Stating that the short or mid-term possible economic outcomes as a result of COVID-19 are hard to predict, Adani said there cannot be any denying the fact that India over the next several decades will be a market continuously on the up and one that simply cannot be ignored.

"It will be one of the world's top consumption centres, manufacturing and service hubs, and a beacon of stable democratic governance," he said. "If there was a time to make a bet on India, there may not be a better time than now."

New opportunities arise

Adani, who is the chairman of Adani Gas Ltd, said on the other side of this crisis will emerge massive new opportunities, terrific businesses, and a few stronger nations.

"Those that succeed will be the ones that understand that resilience is built on the other side of the tunnel of crisis and we are already getting ready for this," he said.

Adani Group's six publicly traded companies have each performed well.

"While we may have to do need-based course correction in our strategies in the wake of the challenge that we are facing, the road map remains clear," he said, adding the group's businesses were closely aligned to the lifeline of the economy, providing essential services and addressing critical national infrastructure priorities.

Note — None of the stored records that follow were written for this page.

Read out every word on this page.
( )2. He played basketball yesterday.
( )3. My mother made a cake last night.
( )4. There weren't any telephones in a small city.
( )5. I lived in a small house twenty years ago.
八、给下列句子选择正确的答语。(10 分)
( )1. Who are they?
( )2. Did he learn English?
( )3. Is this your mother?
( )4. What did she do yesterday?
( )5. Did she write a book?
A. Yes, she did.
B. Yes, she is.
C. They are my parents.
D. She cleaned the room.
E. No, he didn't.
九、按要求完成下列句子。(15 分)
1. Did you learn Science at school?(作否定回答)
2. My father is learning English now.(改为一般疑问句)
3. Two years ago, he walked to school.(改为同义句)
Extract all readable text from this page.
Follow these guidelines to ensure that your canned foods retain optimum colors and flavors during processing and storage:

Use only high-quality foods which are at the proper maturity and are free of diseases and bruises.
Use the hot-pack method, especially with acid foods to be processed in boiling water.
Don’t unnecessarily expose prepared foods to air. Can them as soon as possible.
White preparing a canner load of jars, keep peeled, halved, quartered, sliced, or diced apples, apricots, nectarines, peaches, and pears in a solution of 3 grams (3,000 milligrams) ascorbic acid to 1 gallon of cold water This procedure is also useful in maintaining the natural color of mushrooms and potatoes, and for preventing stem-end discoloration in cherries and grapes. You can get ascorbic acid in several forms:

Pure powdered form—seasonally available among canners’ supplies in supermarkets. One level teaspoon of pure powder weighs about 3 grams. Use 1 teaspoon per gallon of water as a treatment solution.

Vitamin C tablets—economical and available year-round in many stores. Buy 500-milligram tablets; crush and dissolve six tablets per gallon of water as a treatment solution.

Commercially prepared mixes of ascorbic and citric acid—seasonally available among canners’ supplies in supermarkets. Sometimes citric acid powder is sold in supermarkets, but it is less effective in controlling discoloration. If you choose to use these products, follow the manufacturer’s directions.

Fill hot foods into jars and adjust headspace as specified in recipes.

"Any shock to a system always helps drive home some key points and what the Indian businesses have learnt over the past few years and most certainly post COVID-19 is the value of an optimal and perhaps for some sectors a conservative capital structure as well as the criticality to have systematic risk mitigation plans in place," he noted.

He said Adani Group was focusing on optimising capital utilisation and redesigning the organisational structure to minimise risk in businesses and funding operations in phases.